Otomotiv endüstrisi olarak 2019 yılı için temel hedef 2018 yılında ulaşılan ihracat rakamının üzerinde bir ihracata imza atıyor. AB pazarında durgunluk gözleniyor ve 2019 yılının AB pazarı için 2018 yılı ile benzer seyretmesi bekleniyor. Brexit süreci ve küresel ticaret savaşları önümüzde risk faktörü olarak duruyor. Bu yılın özellikle ilk yarısında parite kaynaklı ihracat kaybının, otomotiv ihracatını olumsuz etkileyeceğini öngörülüyor. İran’a yönelik ambargoların ABD tarafından yeniden devreye alınması bu ülkeye yönelik ihracatı olumsuz etkiliyor. Buna rağmen otomotiv endüstrisi için 2019 yılı ihracat hedefi 32 milyar dolar olarak belirlendi.
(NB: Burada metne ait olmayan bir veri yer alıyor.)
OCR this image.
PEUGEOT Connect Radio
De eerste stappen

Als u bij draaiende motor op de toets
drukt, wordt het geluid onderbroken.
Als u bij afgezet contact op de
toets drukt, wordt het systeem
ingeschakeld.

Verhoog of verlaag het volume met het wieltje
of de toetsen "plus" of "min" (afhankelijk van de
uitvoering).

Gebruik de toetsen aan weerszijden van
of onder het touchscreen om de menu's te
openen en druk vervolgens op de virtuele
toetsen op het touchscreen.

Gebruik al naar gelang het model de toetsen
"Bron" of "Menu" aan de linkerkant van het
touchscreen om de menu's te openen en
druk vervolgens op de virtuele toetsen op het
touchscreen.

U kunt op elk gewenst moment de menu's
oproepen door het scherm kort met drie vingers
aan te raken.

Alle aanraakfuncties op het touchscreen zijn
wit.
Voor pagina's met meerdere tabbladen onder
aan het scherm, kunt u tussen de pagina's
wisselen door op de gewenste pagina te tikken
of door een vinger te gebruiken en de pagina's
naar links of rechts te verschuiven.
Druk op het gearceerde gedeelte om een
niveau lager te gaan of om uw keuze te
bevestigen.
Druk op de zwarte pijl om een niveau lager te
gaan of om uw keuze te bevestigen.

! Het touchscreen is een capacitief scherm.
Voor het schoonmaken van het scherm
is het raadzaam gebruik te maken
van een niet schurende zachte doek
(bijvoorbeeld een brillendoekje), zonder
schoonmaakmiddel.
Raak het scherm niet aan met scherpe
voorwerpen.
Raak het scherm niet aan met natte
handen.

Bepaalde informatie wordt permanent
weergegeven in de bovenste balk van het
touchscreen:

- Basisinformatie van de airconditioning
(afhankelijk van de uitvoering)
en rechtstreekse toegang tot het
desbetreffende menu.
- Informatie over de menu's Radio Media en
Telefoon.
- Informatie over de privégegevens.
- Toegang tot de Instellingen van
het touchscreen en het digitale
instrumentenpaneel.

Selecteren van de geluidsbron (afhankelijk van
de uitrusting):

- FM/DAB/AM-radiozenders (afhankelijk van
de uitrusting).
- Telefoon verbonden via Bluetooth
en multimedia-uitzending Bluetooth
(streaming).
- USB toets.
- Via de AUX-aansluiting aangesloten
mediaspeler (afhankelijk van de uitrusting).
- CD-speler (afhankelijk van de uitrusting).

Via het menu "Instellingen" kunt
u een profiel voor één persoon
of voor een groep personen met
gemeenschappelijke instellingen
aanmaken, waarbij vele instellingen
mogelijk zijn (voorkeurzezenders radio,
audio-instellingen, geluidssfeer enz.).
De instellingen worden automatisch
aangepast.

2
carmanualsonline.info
Bu yılın ilk dört ayında ihracat azaldı
Sektörün bu yılın ilk dört ayında otomotiv ihracatı yüzde 7 geriledi ve 10.4 milyar dolar olarak gerçekleşti. İlk dört ayda euro/dolar paritesinin geçen yıla göre düşük seyretmesinden dolayı oluşan ihracat kaybı yaklaşık 700 milyon dolar oldu. Yılın ilk yarısının bu şeklide devam etmesi, yılın ikinci yarısından itibaren paritenin geçen yıl ile dengelenmesi bekleniyor.
Bu yılın üçte birini geride bırakırken özellikle binek otomobiller ihracatındaki yüzde 14 düşüş dikkat çekiyor. Bu dönemde otobüs-minibüs-midibüs ihracatı ise yüzde 18 artış gösterdi. AB binek otomobiller pazarı ocak-mart döneminde yüzde 3.3 daraldı. AB pazarındaki daralma da binek otomobiller ihracata olumsuz yansıyor. Ancak tüm bu olumsuzluklara rağmen 32 milyar dolarlık yıl sonu hedefe ulaşma yönündeki çalışmaların devam ettiği dile getiriliyor.